Yalan söyleyemem, fil üstünde ormanın ve hatta derenin içinden geçmek, sonrasında fili muzlarla beslemek keyifli bir tecrübeydi. Ama hayvanlara eziyet edilmesin; bu keyiften vazgeçsek de olur.
Bu arada ormanın içindeki gezintimizde bolca geyik ama en önemlisi yavrusuyla birlikte yetişkin gergedan görme imkânı bulduk. Ama eliniz boş da dönebilirsiniz.
Bu arada kuş gözlemciliği için de muhteşem imkânlar sunuyor Chitwan. Nehirde yaptığımız kano turunda da şanslıydık; güneşlenen timsahlara denk geldik.
“HİMALAYALAR'I GÖRMEK İSTERİM" DERSENİZ
Nepal’de ikinci durağımız Pokhara idi. Chitwan’dan karayoluyla gittik ve ormanların, derelerin ve şelalelerin arasından kıvrılan yolda seyahat etmek görsel bir şölen oldu. Şehir, Himalayalar’ın Annapurna bölümünde trek yapmak isteyen dağcılar için başlangıç noktası.

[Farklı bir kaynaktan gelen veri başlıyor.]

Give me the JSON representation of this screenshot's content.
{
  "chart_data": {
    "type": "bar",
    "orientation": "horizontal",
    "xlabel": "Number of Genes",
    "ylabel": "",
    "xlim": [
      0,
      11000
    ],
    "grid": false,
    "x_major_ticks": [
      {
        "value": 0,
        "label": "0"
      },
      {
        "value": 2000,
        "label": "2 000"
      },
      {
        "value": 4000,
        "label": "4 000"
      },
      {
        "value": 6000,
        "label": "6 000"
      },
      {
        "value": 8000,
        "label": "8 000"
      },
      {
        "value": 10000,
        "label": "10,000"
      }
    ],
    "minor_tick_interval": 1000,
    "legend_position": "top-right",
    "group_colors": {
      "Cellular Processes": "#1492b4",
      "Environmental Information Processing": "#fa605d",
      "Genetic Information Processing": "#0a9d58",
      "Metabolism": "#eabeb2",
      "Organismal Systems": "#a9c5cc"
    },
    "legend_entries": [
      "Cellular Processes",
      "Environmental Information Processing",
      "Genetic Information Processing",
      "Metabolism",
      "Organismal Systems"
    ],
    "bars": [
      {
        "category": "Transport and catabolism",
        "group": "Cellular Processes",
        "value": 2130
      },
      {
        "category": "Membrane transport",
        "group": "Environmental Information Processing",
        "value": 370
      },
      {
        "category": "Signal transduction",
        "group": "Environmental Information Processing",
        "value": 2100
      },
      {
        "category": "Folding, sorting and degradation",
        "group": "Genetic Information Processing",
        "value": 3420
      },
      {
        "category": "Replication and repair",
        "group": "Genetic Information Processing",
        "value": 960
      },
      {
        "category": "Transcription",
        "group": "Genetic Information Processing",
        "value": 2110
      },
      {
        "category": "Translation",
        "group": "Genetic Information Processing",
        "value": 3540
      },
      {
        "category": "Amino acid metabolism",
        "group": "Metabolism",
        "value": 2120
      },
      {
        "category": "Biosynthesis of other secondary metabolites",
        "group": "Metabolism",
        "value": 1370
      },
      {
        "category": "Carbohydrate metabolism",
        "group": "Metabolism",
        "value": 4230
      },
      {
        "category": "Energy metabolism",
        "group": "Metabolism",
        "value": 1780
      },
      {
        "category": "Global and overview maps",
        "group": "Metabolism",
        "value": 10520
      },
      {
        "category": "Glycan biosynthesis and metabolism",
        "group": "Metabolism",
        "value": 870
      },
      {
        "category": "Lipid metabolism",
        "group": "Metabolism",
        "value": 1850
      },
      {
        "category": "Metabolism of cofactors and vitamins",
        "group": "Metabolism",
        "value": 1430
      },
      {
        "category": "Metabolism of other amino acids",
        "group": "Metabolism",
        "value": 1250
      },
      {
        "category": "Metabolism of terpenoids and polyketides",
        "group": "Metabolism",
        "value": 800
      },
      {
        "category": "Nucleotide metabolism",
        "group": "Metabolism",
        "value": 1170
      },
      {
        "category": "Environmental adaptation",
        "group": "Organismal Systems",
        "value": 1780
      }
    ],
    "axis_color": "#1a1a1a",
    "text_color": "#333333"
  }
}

Bizim gibi Nepal’de toplam 5 buçuk gün geçirecek ve trek yapacak vakti olmayanlar açısından Himalayalar’ın heybetini biraz daha yakından görmek için ideal bir merkez. Tabii hava şartlarının da ideal olması şartıyla... Biz eylül ortasında gittiğimiz için hava konusunda fazla şanslı değildik.
Pokhara-Himalayalar
Pokhara’nın vazgeçilmezi, güneşin Himalayalar üzerinden doğuşunu seyretmek. Biz de beşte kalkıp 20 dakikalık bir araba yolculuğu ve beş dakikalık yürüyüşten sonra Sarangot Tepesi’ne vardık. Heyhat; bulutlar açılmadığı için Sarangot Tepesi’nden hayal kırıklığı ile ayrıldık. Ama trekking hevesimizi dönüşü yürüyerek yaparak tatmin etmeye çalıştık. Bulutların üzerinde olmak da güzel bir duygu. Bu arada Pokhara’daki baraj gölünde yapılan sandal turu da birbiri ardına gelen dağ zincirlerini görmek için iyi bir fırsat.
EVEREST UÇUŞU
Adam başı 200 dolar vererek Everest’i görmek üzere pırpırlı küçük uçaklardan biriyle Katmandu’dan havalandık. (Yine beşte kalkıyoruz, uçak saat 6’da, sabahları görünüm daha iyi oluyormuş.) Ben Everest’in tepelerini yakından görürüz sanıyordum. Everest’i gördük ama uzaktan.
Her yolcuyu pencere kenarına oturtuyorlar. Yol boyunca sadece Everest’i değil, dünyanın en yüksek on zirvesi içinde yer alan Lhotse, Makalu, Cho Oyu dağlarının zirvelerini de hostesin yaptığı bilgilendirmeler sayesinde görmek mümkün. İnişte “Everest’e tırmanamadım ama kalbimle dokundum” yazılı sertifikaları alıp ertesi gün THY’nin dönüş uçağına bindiğimizde Himalayalar’ı tekrar görmek mümkün oldu.
200 dolarımız cebimizde kalabilirmiş. Ama hosteslerin dediğine göre, her zaman hava şartları net görüntüye izin vermeyebiliyormuş. Bir de tabii uçağın doğru tarafına denk gelme durumu var. Dönüşte uçağın sağ tarafına binmenizi tavsiye ederim. Pilot herhangi bir uyarı yapmadığı için yolcular durumdan haberdar olmuyor.